Wind-blown Snow as a Water Resource
Basics of Blizzards and Snowdrift Control

Blizzard Basics
Wind and snow make a blizzard. That's as basic as we can get. From there on, it's shades of white. Strong winds and steady snowfall make the big ones. But lots of snow moves in strong winds without falling snow, if there's enough snow on the ground and it's not too old and icy. These are ground blizzards, and sometimes they happen even with clear skies above.

That brings us to something most people don't know about blizzards. It's important--it's the key to getting some good from a blizzard. As those tiny ice grains go flying by, they're shrinking--evaporating! Hard to believe? We can't see it happen, can't feel it, but we can measure it with instruments. Even when it's way below cool, and dark-thirty at night, the farther those ice grains blow, the smaller they become.
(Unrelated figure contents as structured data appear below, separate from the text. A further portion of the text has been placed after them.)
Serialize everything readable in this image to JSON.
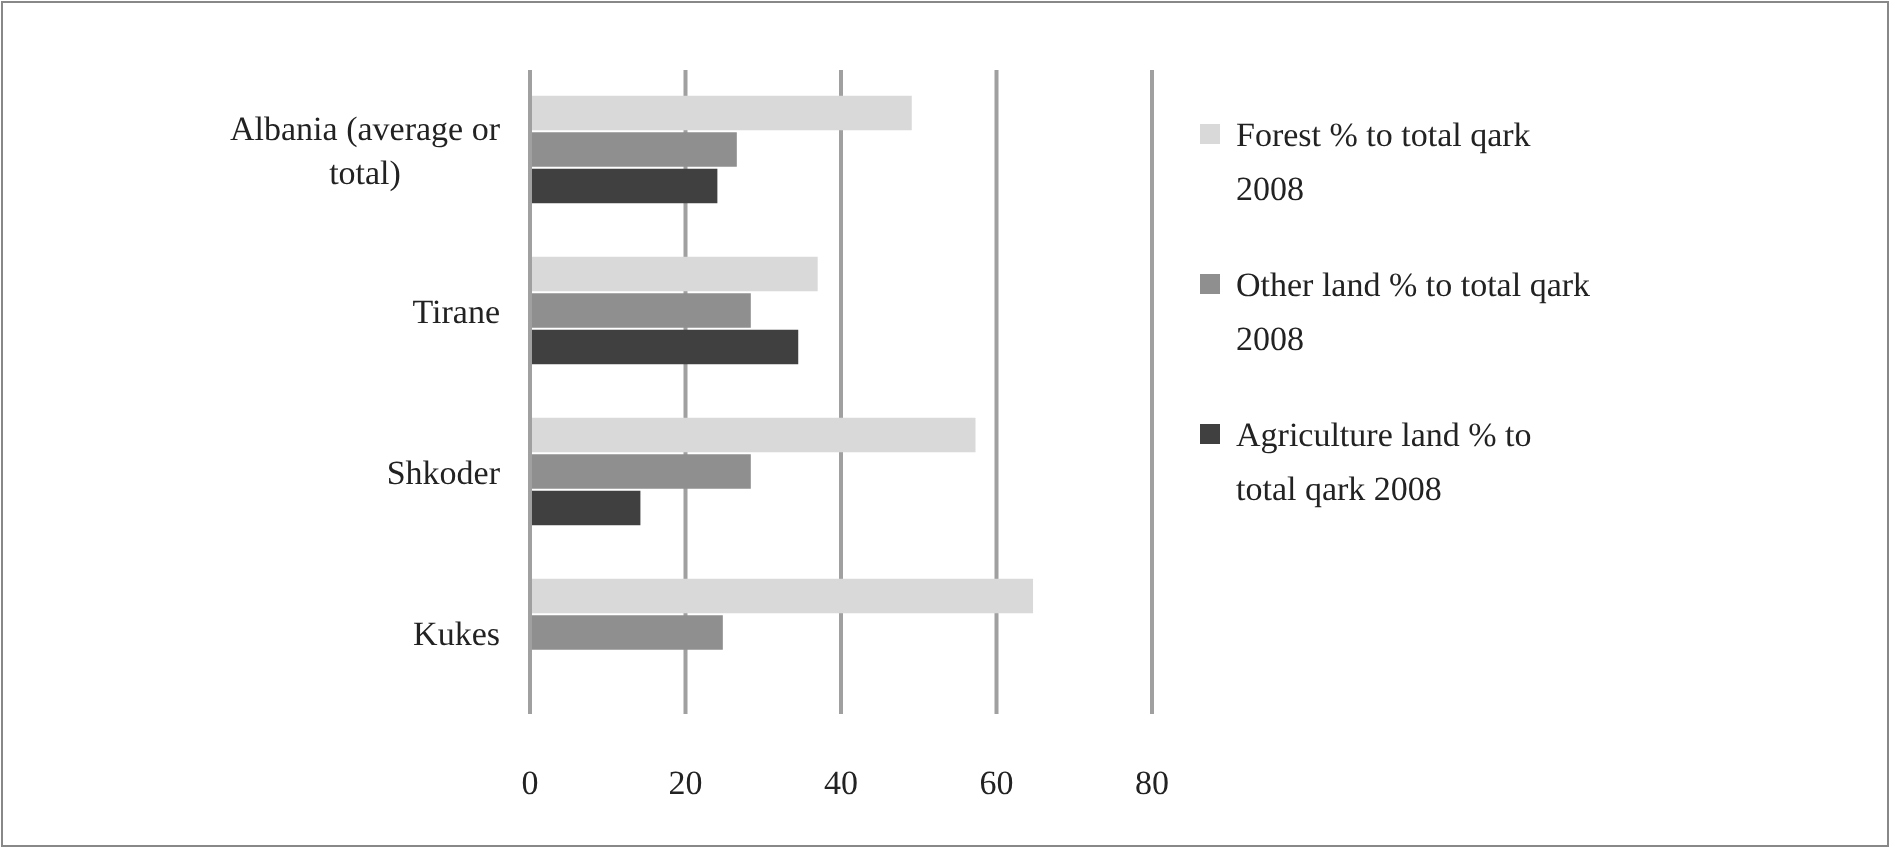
{
  "chart_data": {
    "type": "bar",
    "orientation": "horizontal",
    "categories": [
      "Albania (average or total)",
      "Tirane",
      "Shkoder",
      "Kukes"
    ],
    "series": [
      {
        "name": "Forest % to total qark 2008",
        "color": "#d9d9d9",
        "values": [
          49.1,
          37,
          57.3,
          64.7
        ]
      },
      {
        "name": "Other land % to total qark 2008",
        "color": "#8f8f8f",
        "values": [
          26.6,
          28.4,
          28.4,
          24.8
        ]
      },
      {
        "name": "Agriculture land % to total qark 2008",
        "color": "#404040",
        "values": [
          24.1,
          34.5,
          14.2,
          null
        ]
      }
    ],
    "xlim": [
      0,
      80
    ],
    "xticks": [
      0,
      20,
      40,
      60,
      80
    ],
    "grid": "x",
    "legend": "right"
  }
}
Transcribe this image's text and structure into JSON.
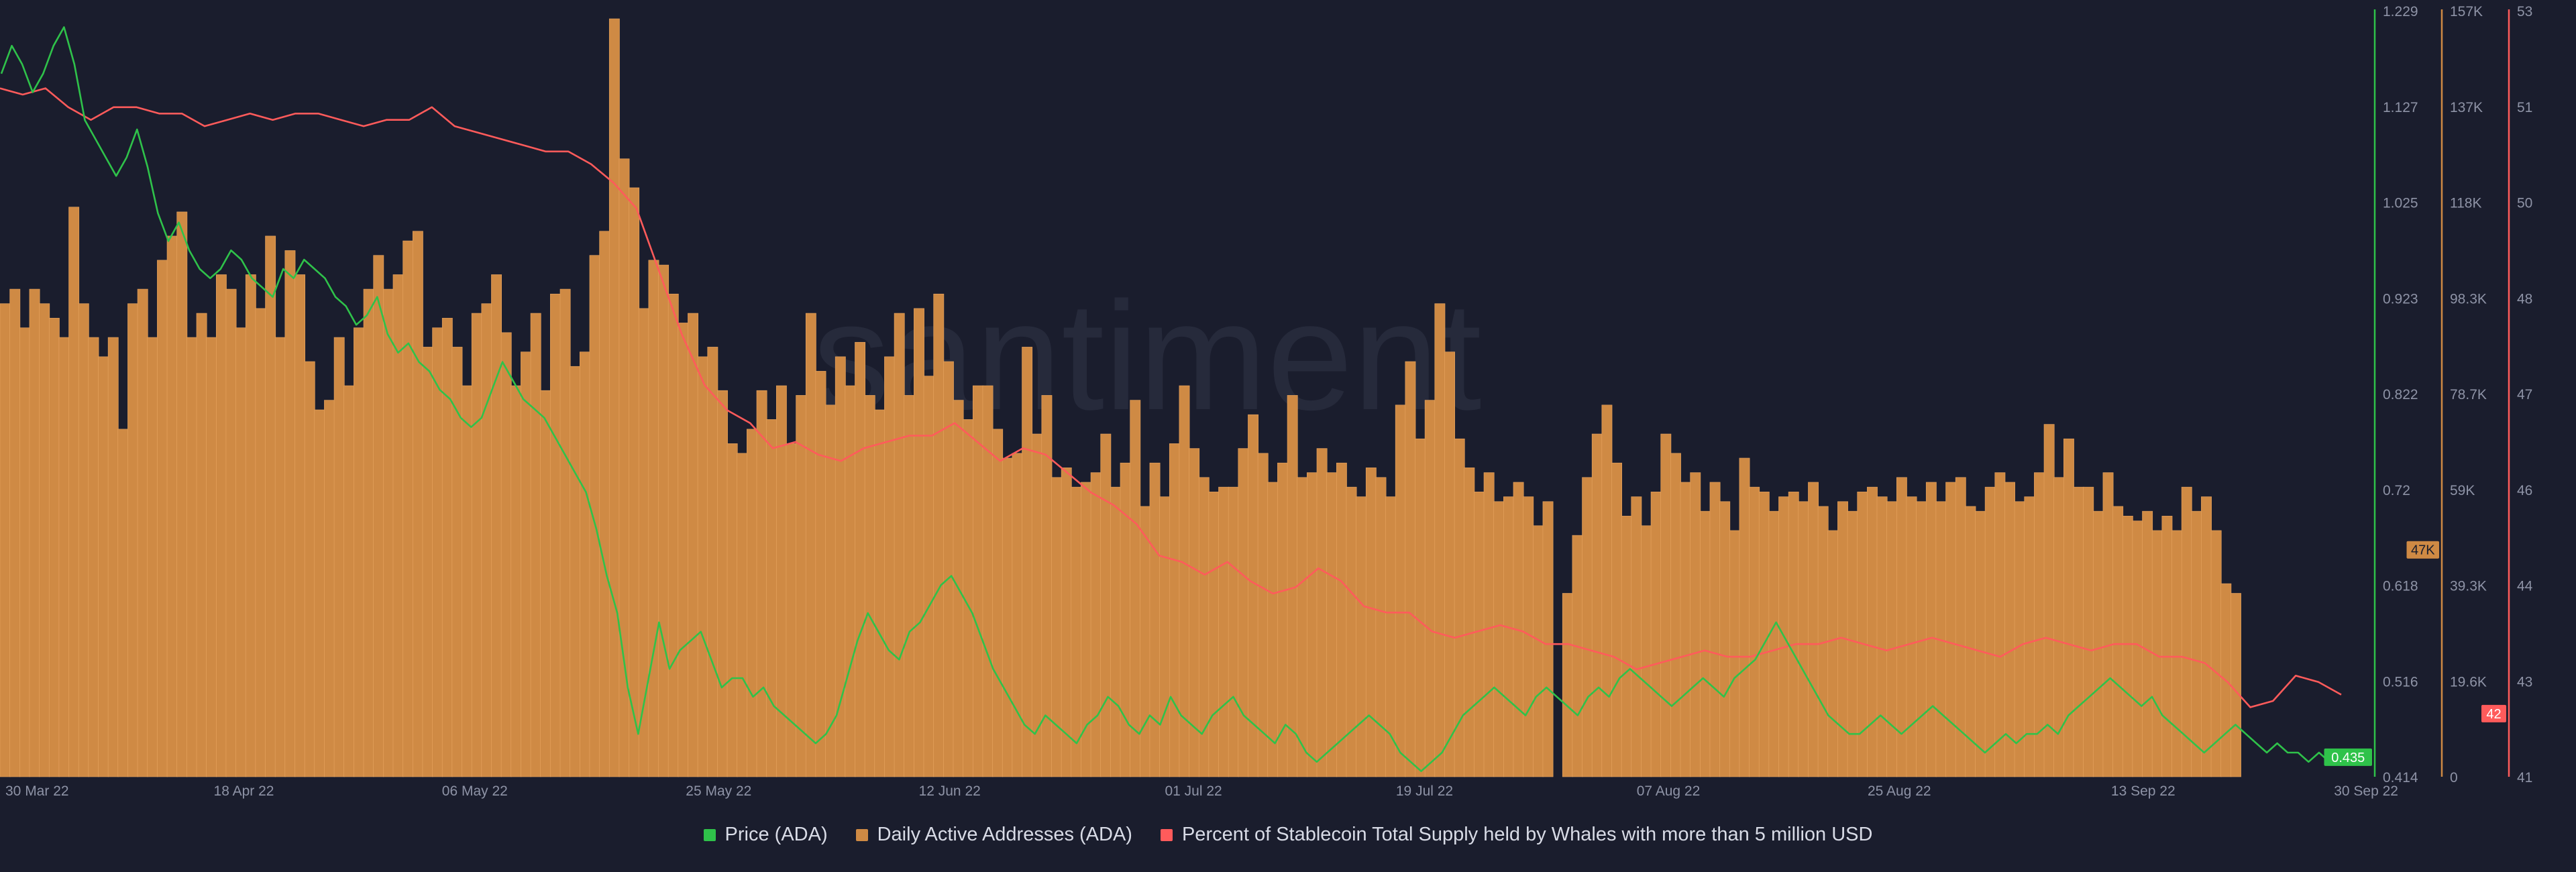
{
  "colors": {
    "background": "#1a1d2d",
    "price": "#2fc24a",
    "active_addresses": "#cf8a44",
    "active_addresses_border": "#e8a560",
    "whales": "#ff5b5b",
    "watermark": "#262a3b",
    "axis_text": "#8e93a6"
  },
  "watermark": "santiment",
  "chart_data": {
    "type": "line",
    "x_tick_labels": [
      "30 Mar 22",
      "18 Apr 22",
      "06 May 22",
      "25 May 22",
      "12 Jun 22",
      "01 Jul 22",
      "19 Jul 22",
      "07 Aug 22",
      "25 Aug 22",
      "13 Sep 22",
      "30 Sep 22"
    ],
    "x_range": [
      "2022-03-30",
      "2022-09-30"
    ],
    "legend": [
      {
        "name": "Price (ADA)",
        "color": "#2fc24a"
      },
      {
        "name": "Daily Active Addresses (ADA)",
        "color": "#cf8a44"
      },
      {
        "name": "Percent of Stablecoin Total Supply held by Whales with more than 5 million USD",
        "color": "#ff5b5b"
      }
    ],
    "axes": [
      {
        "series": "Price (ADA)",
        "ticks": [
          "1.229",
          "1.127",
          "1.025",
          "0.923",
          "0.822",
          "0.72",
          "0.618",
          "0.516",
          "0.414"
        ],
        "range": [
          0.414,
          1.229
        ],
        "last_value": "0.435"
      },
      {
        "series": "Daily Active Addresses (ADA)",
        "ticks": [
          "157K",
          "137K",
          "118K",
          "98.3K",
          "78.7K",
          "59K",
          "39.3K",
          "19.6K",
          "0"
        ],
        "range": [
          0,
          157000
        ],
        "last_value": "47K"
      },
      {
        "series": "Percent of Stablecoin Total Supply held by Whales with more than 5 million USD",
        "ticks": [
          "53",
          "51",
          "50",
          "48",
          "47",
          "46",
          "44",
          "43",
          "41"
        ],
        "range": [
          41,
          53
        ],
        "last_value": "42"
      }
    ],
    "series": [
      {
        "name": "Daily Active Addresses (ADA)",
        "type": "bar",
        "values": [
          98000,
          101000,
          93000,
          101000,
          98000,
          95000,
          91000,
          118000,
          98000,
          91000,
          87000,
          91000,
          72000,
          98000,
          101000,
          91000,
          107000,
          112000,
          117000,
          91000,
          96000,
          91000,
          104000,
          101000,
          93000,
          104000,
          97000,
          112000,
          91000,
          109000,
          104000,
          86000,
          76000,
          78000,
          91000,
          81000,
          93000,
          101000,
          108000,
          101000,
          104000,
          111000,
          113000,
          89000,
          93000,
          95000,
          89000,
          81000,
          96000,
          98000,
          104000,
          92000,
          81000,
          88000,
          96000,
          80000,
          100000,
          101000,
          85000,
          88000,
          108000,
          113000,
          157000,
          128000,
          122000,
          97000,
          107000,
          106000,
          100000,
          94000,
          96000,
          87000,
          89000,
          80000,
          69000,
          67000,
          72000,
          80000,
          74000,
          81000,
          69000,
          79000,
          96000,
          84000,
          77000,
          87000,
          81000,
          90000,
          79000,
          76000,
          87000,
          96000,
          79000,
          97000,
          83000,
          100000,
          86000,
          78000,
          74000,
          81000,
          81000,
          72000,
          66000,
          67000,
          89000,
          71000,
          79000,
          62000,
          64000,
          60000,
          61000,
          63000,
          71000,
          60000,
          65000,
          78000,
          56000,
          65000,
          58000,
          69000,
          81000,
          68000,
          62000,
          59000,
          60000,
          60000,
          68000,
          75000,
          67000,
          61000,
          65000,
          79000,
          62000,
          63000,
          68000,
          63000,
          65000,
          60000,
          58000,
          64000,
          62000,
          58000,
          77000,
          86000,
          70000,
          78000,
          98000,
          88000,
          70000,
          64000,
          59000,
          63000,
          57000,
          58000,
          61000,
          58000,
          52000,
          57000,
          0,
          38000,
          50000,
          62000,
          71000,
          77000,
          65000,
          54000,
          58000,
          52000,
          59000,
          71000,
          67000,
          61000,
          63000,
          55000,
          61000,
          57000,
          51000,
          66000,
          60000,
          59000,
          55000,
          58000,
          59000,
          57000,
          61000,
          56000,
          51000,
          57000,
          55000,
          59000,
          60000,
          58000,
          57000,
          62000,
          58000,
          57000,
          61000,
          57000,
          61000,
          62000,
          56000,
          55000,
          60000,
          63000,
          61000,
          57000,
          58000,
          63000,
          73000,
          62000,
          70000,
          60000,
          60000,
          55000,
          63000,
          56000,
          54000,
          53000,
          55000,
          51000,
          54000,
          51000,
          60000,
          55000,
          58000,
          51000,
          40000,
          38000
        ]
      },
      {
        "name": "Price (ADA)",
        "type": "line",
        "values": [
          1.17,
          1.2,
          1.18,
          1.15,
          1.17,
          1.2,
          1.22,
          1.18,
          1.12,
          1.1,
          1.08,
          1.06,
          1.08,
          1.11,
          1.07,
          1.02,
          0.99,
          1.01,
          0.98,
          0.96,
          0.95,
          0.96,
          0.98,
          0.97,
          0.95,
          0.94,
          0.93,
          0.96,
          0.95,
          0.97,
          0.96,
          0.95,
          0.93,
          0.92,
          0.9,
          0.91,
          0.93,
          0.89,
          0.87,
          0.88,
          0.86,
          0.85,
          0.83,
          0.82,
          0.8,
          0.79,
          0.8,
          0.83,
          0.86,
          0.84,
          0.82,
          0.81,
          0.8,
          0.78,
          0.76,
          0.74,
          0.72,
          0.68,
          0.63,
          0.59,
          0.51,
          0.46,
          0.52,
          0.58,
          0.53,
          0.55,
          0.56,
          0.57,
          0.54,
          0.51,
          0.52,
          0.52,
          0.5,
          0.51,
          0.49,
          0.48,
          0.47,
          0.46,
          0.45,
          0.46,
          0.48,
          0.52,
          0.56,
          0.59,
          0.57,
          0.55,
          0.54,
          0.57,
          0.58,
          0.6,
          0.62,
          0.63,
          0.61,
          0.59,
          0.56,
          0.53,
          0.51,
          0.49,
          0.47,
          0.46,
          0.48,
          0.47,
          0.46,
          0.45,
          0.47,
          0.48,
          0.5,
          0.49,
          0.47,
          0.46,
          0.48,
          0.47,
          0.5,
          0.48,
          0.47,
          0.46,
          0.48,
          0.49,
          0.5,
          0.48,
          0.47,
          0.46,
          0.45,
          0.47,
          0.46,
          0.44,
          0.43,
          0.44,
          0.45,
          0.46,
          0.47,
          0.48,
          0.47,
          0.46,
          0.44,
          0.43,
          0.42,
          0.43,
          0.44,
          0.46,
          0.48,
          0.49,
          0.5,
          0.51,
          0.5,
          0.49,
          0.48,
          0.5,
          0.51,
          0.5,
          0.49,
          0.48,
          0.5,
          0.51,
          0.5,
          0.52,
          0.53,
          0.52,
          0.51,
          0.5,
          0.49,
          0.5,
          0.51,
          0.52,
          0.51,
          0.5,
          0.52,
          0.53,
          0.54,
          0.56,
          0.58,
          0.56,
          0.54,
          0.52,
          0.5,
          0.48,
          0.47,
          0.46,
          0.46,
          0.47,
          0.48,
          0.47,
          0.46,
          0.47,
          0.48,
          0.49,
          0.48,
          0.47,
          0.46,
          0.45,
          0.44,
          0.45,
          0.46,
          0.45,
          0.46,
          0.46,
          0.47,
          0.46,
          0.48,
          0.49,
          0.5,
          0.51,
          0.52,
          0.51,
          0.5,
          0.49,
          0.5,
          0.48,
          0.47,
          0.46,
          0.45,
          0.44,
          0.45,
          0.46,
          0.47,
          0.46,
          0.45,
          0.44,
          0.45,
          0.44,
          0.44,
          0.43,
          0.44,
          0.43,
          0.435
        ]
      },
      {
        "name": "Percent of Stablecoin Total Supply held by Whales with more than 5 million USD",
        "type": "line",
        "values": [
          51.9,
          51.8,
          51.9,
          51.6,
          51.4,
          51.6,
          51.6,
          51.5,
          51.5,
          51.3,
          51.4,
          51.5,
          51.4,
          51.5,
          51.5,
          51.4,
          51.3,
          51.4,
          51.4,
          51.6,
          51.3,
          51.2,
          51.1,
          51.0,
          50.9,
          50.9,
          50.7,
          50.4,
          50.0,
          49.0,
          48.0,
          47.2,
          46.8,
          46.6,
          46.2,
          46.3,
          46.1,
          46.0,
          46.2,
          46.3,
          46.4,
          46.4,
          46.6,
          46.3,
          46.0,
          46.2,
          46.1,
          45.8,
          45.5,
          45.3,
          45.0,
          44.5,
          44.4,
          44.2,
          44.4,
          44.1,
          43.9,
          44.0,
          44.3,
          44.1,
          43.7,
          43.6,
          43.6,
          43.3,
          43.2,
          43.3,
          43.4,
          43.3,
          43.1,
          43.1,
          43.0,
          42.9,
          42.7,
          42.8,
          42.9,
          43.0,
          42.9,
          42.9,
          43.0,
          43.1,
          43.1,
          43.2,
          43.1,
          43.0,
          43.1,
          43.2,
          43.1,
          43.0,
          42.9,
          43.1,
          43.2,
          43.1,
          43.0,
          43.1,
          43.1,
          42.9,
          42.9,
          42.8,
          42.5,
          42.1,
          42.2,
          42.6,
          42.5,
          42.3
        ]
      }
    ]
  }
}
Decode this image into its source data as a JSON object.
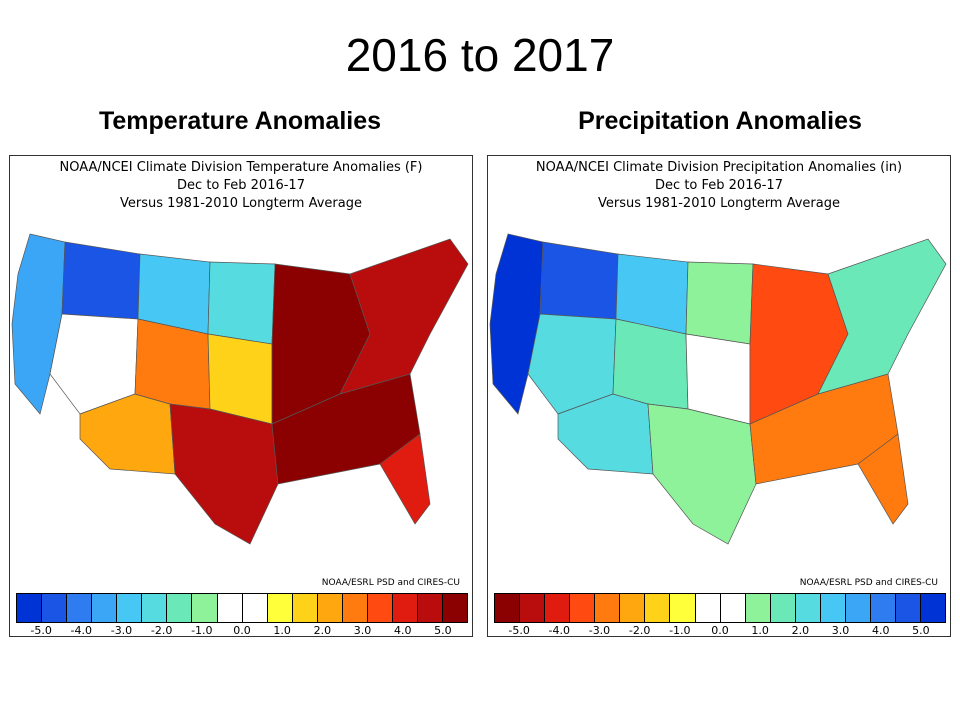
{
  "slide": {
    "title": "2016 to 2017"
  },
  "panels": [
    {
      "heading": "Temperature Anomalies",
      "title_lines": [
        "NOAA/NCEI Climate Division Temperature Anomalies (F)",
        "Dec to Feb 2016-17",
        "Versus 1981-2010 Longterm Average"
      ],
      "credit": "NOAA/ESRL PSD and CIRES-CU",
      "colorbar": {
        "colors": [
          "#0033d6",
          "#1a55e6",
          "#2f7bf0",
          "#3ba6f6",
          "#47c8f4",
          "#55dbe0",
          "#6ae8b8",
          "#8ef29a",
          "#ffffff",
          "#ffffff",
          "#ffff3a",
          "#ffd21a",
          "#ffa70f",
          "#ff7b10",
          "#ff4a12",
          "#e01b0f",
          "#b90d0d",
          "#8b0000"
        ],
        "ticks": [
          "-5.0",
          "-4.0",
          "-3.0",
          "-2.0",
          "-1.0",
          "0.0",
          "1.0",
          "2.0",
          "3.0",
          "4.0",
          "5.0"
        ]
      },
      "map_colors": {
        "west_coast": "#3ba6f6",
        "northwest": "#1a55e6",
        "northern_rockies": "#47c8f4",
        "northern_plains": "#55dbe0",
        "great_basin": "#ffffff",
        "southwest": "#ffa70f",
        "southern_rockies": "#ff7b10",
        "central_plains": "#ffd21a",
        "texas": "#b90d0d",
        "midwest": "#8b0000",
        "southeast": "#8b0000",
        "northeast": "#b90d0d",
        "florida": "#e01b0f"
      }
    },
    {
      "heading": "Precipitation Anomalies",
      "title_lines": [
        "NOAA/NCEI Climate Division Precipitation Anomalies (in)",
        "Dec to Feb 2016-17",
        "Versus 1981-2010 Longterm Average"
      ],
      "credit": "NOAA/ESRL PSD and CIRES-CU",
      "colorbar": {
        "colors": [
          "#8b0000",
          "#b90d0d",
          "#e01b0f",
          "#ff4a12",
          "#ff7b10",
          "#ffa70f",
          "#ffd21a",
          "#ffff3a",
          "#ffffff",
          "#ffffff",
          "#8ef29a",
          "#6ae8b8",
          "#55dbe0",
          "#47c8f4",
          "#3ba6f6",
          "#2f7bf0",
          "#1a55e6",
          "#0033d6"
        ],
        "ticks": [
          "-5.0",
          "-4.0",
          "-3.0",
          "-2.0",
          "-1.0",
          "0.0",
          "1.0",
          "2.0",
          "3.0",
          "4.0",
          "5.0"
        ]
      },
      "map_colors": {
        "west_coast": "#0033d6",
        "northwest": "#1a55e6",
        "northern_rockies": "#47c8f4",
        "northern_plains": "#8ef29a",
        "great_basin": "#55dbe0",
        "southwest": "#55dbe0",
        "southern_rockies": "#6ae8b8",
        "central_plains": "#ffffff",
        "texas": "#8ef29a",
        "midwest": "#ff4a12",
        "southeast": "#ff7b10",
        "northeast": "#6ae8b8",
        "florida": "#ff7b10"
      }
    }
  ]
}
So how is evaporation the key to managing a blizzard? First, if there's a limit to how far snow blows before it's vaporized, then we've got a chance to build something big enough to catch what comes. Seems like the stuff blows from forever (from Utah to Nebraska, as we say in Wyoming) but that's not so--really! Second, if you can keep it from blowing, not much evaporates, and you can save yourself some water--a lot of water. There are more blizzard basics, but knowing that snow evaporates is the key to blowing snow management.